I feel somewhat rested. I have reelected Trazodone as my champion of sleep. Any dose above 50mg causes insane nasal congestion and terrible mouth breathing at night. This was a crucial piece missing in my current health journey, sleep. It is part of the trifecta of stability; nutrition, environment, and sleep. Or is it shelter? Isn’t that environment? Anyway, I have been sleeping without problem most nights. Along with this, I taper my use of nicotine down. My previous habit was around 4-6 pouches per day, maybe more. The current patch I wear says it is 14mg, which is around the mark if I was using 3mg pouches last. I am happy to see my dependence is being curbed by rationality or will-power, whichever. My brain has a long way to go with healing.

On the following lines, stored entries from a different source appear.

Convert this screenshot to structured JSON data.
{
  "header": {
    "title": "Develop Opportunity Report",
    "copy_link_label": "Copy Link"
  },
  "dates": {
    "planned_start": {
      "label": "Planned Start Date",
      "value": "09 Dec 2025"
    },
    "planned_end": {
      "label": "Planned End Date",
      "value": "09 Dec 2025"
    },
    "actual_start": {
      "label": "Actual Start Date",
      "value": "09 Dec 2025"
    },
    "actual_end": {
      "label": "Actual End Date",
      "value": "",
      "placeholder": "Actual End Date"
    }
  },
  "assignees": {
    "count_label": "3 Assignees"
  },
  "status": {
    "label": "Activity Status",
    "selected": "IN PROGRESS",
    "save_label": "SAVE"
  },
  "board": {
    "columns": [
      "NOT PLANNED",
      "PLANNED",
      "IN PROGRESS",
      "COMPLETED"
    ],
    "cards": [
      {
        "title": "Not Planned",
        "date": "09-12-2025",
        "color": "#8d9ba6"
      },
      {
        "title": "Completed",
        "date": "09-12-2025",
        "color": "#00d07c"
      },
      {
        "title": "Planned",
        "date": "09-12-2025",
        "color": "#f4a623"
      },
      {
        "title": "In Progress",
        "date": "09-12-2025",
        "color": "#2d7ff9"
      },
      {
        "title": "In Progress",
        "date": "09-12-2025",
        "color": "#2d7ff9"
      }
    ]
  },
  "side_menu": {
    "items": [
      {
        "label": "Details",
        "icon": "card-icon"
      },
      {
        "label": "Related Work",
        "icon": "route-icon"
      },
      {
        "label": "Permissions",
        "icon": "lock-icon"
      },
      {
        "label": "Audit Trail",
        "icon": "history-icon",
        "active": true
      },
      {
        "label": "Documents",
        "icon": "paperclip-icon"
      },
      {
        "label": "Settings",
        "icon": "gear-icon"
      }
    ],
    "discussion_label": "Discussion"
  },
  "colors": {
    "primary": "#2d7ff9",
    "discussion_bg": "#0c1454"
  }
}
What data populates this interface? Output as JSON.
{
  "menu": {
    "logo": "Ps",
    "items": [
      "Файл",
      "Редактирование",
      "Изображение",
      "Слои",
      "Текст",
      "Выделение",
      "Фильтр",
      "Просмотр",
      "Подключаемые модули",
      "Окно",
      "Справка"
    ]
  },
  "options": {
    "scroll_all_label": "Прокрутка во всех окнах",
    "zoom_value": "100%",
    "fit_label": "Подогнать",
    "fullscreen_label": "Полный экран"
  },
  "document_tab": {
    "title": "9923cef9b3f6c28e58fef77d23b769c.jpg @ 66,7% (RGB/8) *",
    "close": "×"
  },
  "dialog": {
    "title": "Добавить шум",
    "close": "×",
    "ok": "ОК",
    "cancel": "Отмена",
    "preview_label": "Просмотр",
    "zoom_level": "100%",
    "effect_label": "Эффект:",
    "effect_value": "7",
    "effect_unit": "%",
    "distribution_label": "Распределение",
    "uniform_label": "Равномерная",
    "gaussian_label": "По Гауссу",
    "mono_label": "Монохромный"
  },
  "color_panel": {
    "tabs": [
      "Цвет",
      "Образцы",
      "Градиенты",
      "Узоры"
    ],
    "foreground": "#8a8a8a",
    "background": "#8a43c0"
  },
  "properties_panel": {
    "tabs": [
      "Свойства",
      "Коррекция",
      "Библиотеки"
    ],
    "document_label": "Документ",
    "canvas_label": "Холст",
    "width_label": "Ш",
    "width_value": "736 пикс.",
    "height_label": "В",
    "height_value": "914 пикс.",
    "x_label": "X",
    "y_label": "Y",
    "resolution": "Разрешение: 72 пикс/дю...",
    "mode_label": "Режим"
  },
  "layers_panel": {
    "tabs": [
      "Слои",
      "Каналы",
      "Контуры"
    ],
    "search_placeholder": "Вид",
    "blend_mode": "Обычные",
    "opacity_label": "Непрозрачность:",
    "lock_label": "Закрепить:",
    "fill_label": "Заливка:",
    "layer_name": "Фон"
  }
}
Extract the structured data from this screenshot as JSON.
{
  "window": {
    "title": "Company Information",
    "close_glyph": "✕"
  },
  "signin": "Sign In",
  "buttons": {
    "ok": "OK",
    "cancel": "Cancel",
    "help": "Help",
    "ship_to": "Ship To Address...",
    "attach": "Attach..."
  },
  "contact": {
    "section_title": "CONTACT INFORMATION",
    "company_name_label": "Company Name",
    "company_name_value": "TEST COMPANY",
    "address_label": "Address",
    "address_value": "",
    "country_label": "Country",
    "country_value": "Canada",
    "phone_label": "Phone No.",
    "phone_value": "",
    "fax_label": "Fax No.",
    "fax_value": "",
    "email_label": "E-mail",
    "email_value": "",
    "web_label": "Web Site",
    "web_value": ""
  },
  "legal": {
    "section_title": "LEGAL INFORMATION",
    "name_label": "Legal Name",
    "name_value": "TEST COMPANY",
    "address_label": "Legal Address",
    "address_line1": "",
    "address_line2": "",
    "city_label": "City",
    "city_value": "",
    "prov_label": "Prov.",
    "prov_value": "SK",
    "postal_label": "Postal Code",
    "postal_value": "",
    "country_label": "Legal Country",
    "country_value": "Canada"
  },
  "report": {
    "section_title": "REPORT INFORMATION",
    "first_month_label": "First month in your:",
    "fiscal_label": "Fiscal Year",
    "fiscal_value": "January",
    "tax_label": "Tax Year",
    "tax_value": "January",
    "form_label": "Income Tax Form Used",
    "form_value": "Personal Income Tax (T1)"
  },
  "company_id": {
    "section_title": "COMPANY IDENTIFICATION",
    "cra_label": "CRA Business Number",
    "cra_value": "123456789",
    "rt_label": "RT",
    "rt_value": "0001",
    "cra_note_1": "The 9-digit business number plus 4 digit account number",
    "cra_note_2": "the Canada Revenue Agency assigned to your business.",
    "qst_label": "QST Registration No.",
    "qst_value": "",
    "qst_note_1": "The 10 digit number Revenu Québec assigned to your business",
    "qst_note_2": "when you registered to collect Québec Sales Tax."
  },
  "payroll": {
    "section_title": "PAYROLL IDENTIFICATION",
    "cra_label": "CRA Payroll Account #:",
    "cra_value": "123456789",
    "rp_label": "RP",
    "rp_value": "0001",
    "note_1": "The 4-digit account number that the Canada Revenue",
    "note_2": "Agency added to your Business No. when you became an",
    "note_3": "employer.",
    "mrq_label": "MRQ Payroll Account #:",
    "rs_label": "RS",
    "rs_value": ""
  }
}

After work, I will resume my usual daily routine. around 4 cups of coffee before 12PM, a nutritious shake and daily vitamins 10-11AM, chest & abs work, and a bike ride after. Then around 3PM, I eat 6 eggs and a small portion of steak and bread. Before bed, I take 50mg trazodone, 5mg melatonin, magnesium, and CBD. I have been limiting my screen time for short-form content apps like tiktok. I have been and will continue to abstain from masturbation and pornography for religious and ethical reasons. During my down time, in the morning I like to reread and annotate the books which I have been working on; today, it will be Gabor Mate and Jordan B. Peterson. After eating my last meal, I like to sit down with my guitar in front of my childhood piano and practice/play for an hour.

It is at the end of the day I face my struggles. I feel the loneliest when the day is near complete. Perhaps it is the decrease in focus that allows my mind to stare down to the abyss. I will try to meditate for some time, any amount of time, before bed. I can also practice language, which I’ve luckily kept about by paying too much for a learning app which I do not utilize enough. Yes, that would be ideal- meditation and study. I want to get around to review the teachings of Catholicism as well. All of these things will help to stay busy. This is where I can be better than I was yesterday. This is true work. I will continue to do this, to better prepare myself for tomorrow.

I am grateful for work and the people who I work with. They have come a long way and have much to teach me. I am grateful for my family, their unconditional love and understanding. They accept where I am at this time. I am grateful for the opportunities I have at hand. The cards were never stacked against me. I am grateful for humility and the ability to learn and change. I am grateful for human kindness and love.